Sometimes what the market wants - it doesn't get - and investors throw a tantrum.
Stocks tumbled roughly 2 percent Wednesday after Federal Reserve Chairman Jerome Powell failed to offer concrete details on any new stimulus from the central bank, instead he called on Congress to boost fiscal spending.
Investors were further un-nerved by the Fed chief's grim outlook for the economy. He said – in a webcast - that any recovery is likely to be slow.
SOUNDBITE (ENGLISH): FEDERAL RESERVE CHAIRMAN JEROME POWELL, SAYING:
"The coronavirus crisis raises longer term concerns.

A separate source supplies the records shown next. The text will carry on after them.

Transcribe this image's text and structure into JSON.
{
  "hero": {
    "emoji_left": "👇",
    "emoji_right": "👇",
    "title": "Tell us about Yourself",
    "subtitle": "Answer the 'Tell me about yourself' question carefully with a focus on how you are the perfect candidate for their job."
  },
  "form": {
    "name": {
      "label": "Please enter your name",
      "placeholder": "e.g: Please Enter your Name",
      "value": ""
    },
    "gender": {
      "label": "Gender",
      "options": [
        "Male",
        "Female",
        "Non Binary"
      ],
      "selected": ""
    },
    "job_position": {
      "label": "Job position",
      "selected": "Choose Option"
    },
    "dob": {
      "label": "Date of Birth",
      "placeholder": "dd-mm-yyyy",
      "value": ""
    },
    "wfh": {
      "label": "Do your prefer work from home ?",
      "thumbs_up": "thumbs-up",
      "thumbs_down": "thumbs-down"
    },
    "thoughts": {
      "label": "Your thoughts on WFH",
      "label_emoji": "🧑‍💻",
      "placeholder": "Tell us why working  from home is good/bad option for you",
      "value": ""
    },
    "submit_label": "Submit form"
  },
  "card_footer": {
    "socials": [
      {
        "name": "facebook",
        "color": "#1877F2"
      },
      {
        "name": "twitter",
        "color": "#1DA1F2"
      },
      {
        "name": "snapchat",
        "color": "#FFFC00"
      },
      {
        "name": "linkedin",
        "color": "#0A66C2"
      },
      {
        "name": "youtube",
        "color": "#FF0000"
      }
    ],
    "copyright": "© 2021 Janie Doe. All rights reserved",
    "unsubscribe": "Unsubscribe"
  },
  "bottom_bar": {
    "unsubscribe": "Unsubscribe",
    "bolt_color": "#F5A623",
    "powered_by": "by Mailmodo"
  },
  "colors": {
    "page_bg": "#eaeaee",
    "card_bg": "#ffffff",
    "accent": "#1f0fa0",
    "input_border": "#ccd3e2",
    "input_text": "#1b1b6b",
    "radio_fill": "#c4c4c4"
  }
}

The record shows deeper and longer recessions can leave behind lasting damage to the productive capacity of the economy."
The Dow fell for the third straight day - tumbling more than 500 points. The S&P 500 lost 50 points and the Nasdaq shed 139 points.
For Ross Gerber, CEO of Gerber Kawasaki, Powell's pessimistic tone was a sign the market has rallied too much from the plunge it took in March.
"Earnings are expected to go down 20 percent this year and if that's the case the market should go down 20 percent this year. It's down about 11 or 12 percent, so in my mind we could see another 10 to 15 percent downside in the market before we really start to move up again. So we are playing it very defensively. We highly recommend investors be conservative."
Banks were one of the hardest hit sectors in Wednesday's sell-off. Investors fear a slip in interest rates mean the industry will continue to struggle to find revenue growth. Wells Fargo got slammed - falling 6-1/2 percent. Bank of America was down more than 4 percent.
Another sector knocked lower? Airlines. With airline travel not expected to return to pre-pandemic levels anytime soon and the industry giving mixed messages when it comes to passengers wearing face masks, according to policies seen by Reuters, airlines sunk to new lows. United lost nearly 9 percent. Delta gave up almost 8 percent. American Airlines shed 6 percent.